Local celebrities contributed to the melee. All too often, the tragic entanglements that led to the beloved star’s death were reflected upon in rapid-fire interviews of supposedly grieving stars. Nearly every German celebrity who had the camera held up to their face posed as if they knew and were fans of the deceased. With so much vainly displayed expertise on the subject, one was almost thankful that Helge Schneider was later heard on an NDR talk show exclaiming, “Michael Jackson? Didn’t he sing ‘My Girl Lollipop’”? One could call his commentary ignorant or inappropriate but compared to most people on television lately, Schneider’s performance appeared downright respectful. After all, whether it was real or simulated stupidity, he left room for his colleagues to step away from the subject with some dignity.

In all honesty, does one really want Veronica Ferres commemorating Jackson as both a “genius” and a “perpetual child”? Does one truly enjoy the on-screen bully, Detlev D. Soost, weeping for the late, great performer as if he were a “member of the family”? And do we really need a statement of moral righteousness (“Everyone judged him, yet no one was there”) from the eternal après-ski party man, DJ Ötzi? But that’s what happened on the “Exclusive” special broadcast with Frauke Ludowig on primetime German television.

It was the largest public display of mourning since the death of Princess Diana but it is an event remarkably different from that fatal day in 1997. An important aspect of the tragic descent of Michael Jackson has become painfully obvious over the past few days: someone with friends like Jackson does not need enemies. The man wasn’t even on the medical examiner’s autopsy table and people supposedly close to him were already mercilessly psychoanalyzing him in front of RTL cameras.
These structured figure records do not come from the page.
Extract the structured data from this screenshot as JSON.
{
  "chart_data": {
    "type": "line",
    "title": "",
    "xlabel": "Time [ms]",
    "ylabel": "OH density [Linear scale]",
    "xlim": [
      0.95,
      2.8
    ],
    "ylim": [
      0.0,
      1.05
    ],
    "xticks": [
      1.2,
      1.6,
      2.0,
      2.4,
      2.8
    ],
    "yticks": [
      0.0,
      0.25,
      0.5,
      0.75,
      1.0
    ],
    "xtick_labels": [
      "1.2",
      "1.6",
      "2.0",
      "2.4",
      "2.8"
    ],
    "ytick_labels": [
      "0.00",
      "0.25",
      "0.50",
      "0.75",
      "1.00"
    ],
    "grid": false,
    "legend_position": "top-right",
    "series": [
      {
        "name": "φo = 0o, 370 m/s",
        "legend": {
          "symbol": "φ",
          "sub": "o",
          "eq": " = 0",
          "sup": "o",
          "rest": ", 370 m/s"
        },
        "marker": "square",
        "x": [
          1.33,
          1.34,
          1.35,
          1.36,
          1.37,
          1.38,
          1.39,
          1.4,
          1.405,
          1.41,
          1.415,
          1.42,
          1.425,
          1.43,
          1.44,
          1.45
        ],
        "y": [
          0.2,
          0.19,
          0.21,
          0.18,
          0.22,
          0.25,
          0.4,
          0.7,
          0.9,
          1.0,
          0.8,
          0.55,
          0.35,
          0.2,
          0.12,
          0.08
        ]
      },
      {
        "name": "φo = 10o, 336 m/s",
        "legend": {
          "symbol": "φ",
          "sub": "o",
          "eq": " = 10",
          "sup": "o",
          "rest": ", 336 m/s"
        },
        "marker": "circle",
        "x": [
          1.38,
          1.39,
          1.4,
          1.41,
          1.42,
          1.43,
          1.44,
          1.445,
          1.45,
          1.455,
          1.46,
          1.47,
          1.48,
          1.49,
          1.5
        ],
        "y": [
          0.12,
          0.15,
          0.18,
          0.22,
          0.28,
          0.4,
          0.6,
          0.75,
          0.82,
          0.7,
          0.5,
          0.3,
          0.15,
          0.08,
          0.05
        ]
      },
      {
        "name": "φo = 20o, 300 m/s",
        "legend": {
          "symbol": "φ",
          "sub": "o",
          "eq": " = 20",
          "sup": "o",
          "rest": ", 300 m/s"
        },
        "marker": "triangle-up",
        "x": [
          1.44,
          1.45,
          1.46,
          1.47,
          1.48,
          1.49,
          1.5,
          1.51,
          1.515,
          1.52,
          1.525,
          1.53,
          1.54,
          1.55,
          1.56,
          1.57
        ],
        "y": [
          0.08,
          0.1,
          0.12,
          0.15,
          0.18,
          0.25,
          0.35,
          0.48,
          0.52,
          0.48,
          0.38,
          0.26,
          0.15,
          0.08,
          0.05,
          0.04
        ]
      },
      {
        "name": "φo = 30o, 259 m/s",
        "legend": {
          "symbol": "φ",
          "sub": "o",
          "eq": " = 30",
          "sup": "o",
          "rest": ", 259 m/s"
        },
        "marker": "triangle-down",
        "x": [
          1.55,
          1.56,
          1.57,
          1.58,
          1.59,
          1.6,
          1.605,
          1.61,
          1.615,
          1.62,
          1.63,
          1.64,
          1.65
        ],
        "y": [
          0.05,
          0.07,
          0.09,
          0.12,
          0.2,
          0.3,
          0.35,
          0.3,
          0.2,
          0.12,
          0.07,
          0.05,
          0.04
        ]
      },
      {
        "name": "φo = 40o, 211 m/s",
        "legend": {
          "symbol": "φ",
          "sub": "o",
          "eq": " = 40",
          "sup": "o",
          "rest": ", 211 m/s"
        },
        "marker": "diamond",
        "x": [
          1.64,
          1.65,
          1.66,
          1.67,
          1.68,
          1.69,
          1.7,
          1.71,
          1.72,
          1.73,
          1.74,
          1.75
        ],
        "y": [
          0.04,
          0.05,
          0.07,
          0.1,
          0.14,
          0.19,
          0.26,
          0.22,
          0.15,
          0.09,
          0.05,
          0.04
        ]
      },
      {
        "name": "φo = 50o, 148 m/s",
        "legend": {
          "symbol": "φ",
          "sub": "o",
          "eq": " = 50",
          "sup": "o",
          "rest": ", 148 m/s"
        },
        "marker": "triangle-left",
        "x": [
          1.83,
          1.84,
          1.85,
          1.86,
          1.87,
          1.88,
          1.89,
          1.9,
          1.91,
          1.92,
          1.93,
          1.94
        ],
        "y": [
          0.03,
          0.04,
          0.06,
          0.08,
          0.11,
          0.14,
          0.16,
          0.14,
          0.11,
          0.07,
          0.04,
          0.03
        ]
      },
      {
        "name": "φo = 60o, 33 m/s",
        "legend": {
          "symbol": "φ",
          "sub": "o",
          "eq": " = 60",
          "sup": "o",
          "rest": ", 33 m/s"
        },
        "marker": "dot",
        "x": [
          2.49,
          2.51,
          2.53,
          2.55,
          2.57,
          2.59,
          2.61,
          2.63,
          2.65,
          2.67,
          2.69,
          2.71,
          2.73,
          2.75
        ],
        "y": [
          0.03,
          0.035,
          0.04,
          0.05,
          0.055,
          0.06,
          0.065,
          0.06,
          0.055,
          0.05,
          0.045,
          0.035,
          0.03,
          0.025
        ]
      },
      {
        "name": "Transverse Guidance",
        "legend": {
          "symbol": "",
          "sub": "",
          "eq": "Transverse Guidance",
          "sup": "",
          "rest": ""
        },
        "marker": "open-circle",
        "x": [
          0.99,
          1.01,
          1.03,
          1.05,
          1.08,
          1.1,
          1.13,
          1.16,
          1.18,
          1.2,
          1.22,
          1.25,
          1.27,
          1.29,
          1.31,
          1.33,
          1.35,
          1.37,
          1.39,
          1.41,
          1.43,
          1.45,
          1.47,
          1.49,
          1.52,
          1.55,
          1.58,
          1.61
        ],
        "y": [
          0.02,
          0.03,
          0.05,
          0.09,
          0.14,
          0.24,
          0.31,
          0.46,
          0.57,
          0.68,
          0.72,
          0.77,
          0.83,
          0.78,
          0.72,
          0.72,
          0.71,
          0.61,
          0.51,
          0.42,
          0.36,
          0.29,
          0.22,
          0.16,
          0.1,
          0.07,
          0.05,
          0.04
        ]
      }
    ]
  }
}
Leading the pack was Uri Geller, the rough and tumble mystic who spoke to several German news stations about the Oedipal suffering of his late ‘friend’. Why did Jackson have almost 50 operations? The spoon-bending Geller solemnly repeated to RTL what he was supposedly told in an intimate discussion with Jackson: the performer didn’t want to look like his father. In a later interview with ARD news, the apparently stricken magician laid it on thick, offering additional details about Jackson’s private life.

Even this barely sugar-coated battle for attention reminds us of the death of Lady Di, whose title, the “princess of hearts”, has earned merchants millions of dollars since, as they sell devotional objects to the bereft and the curious. One did not have to love Michael Jackson to go to bed sad after the evening news: the King is dead and the groupies are selling what they know.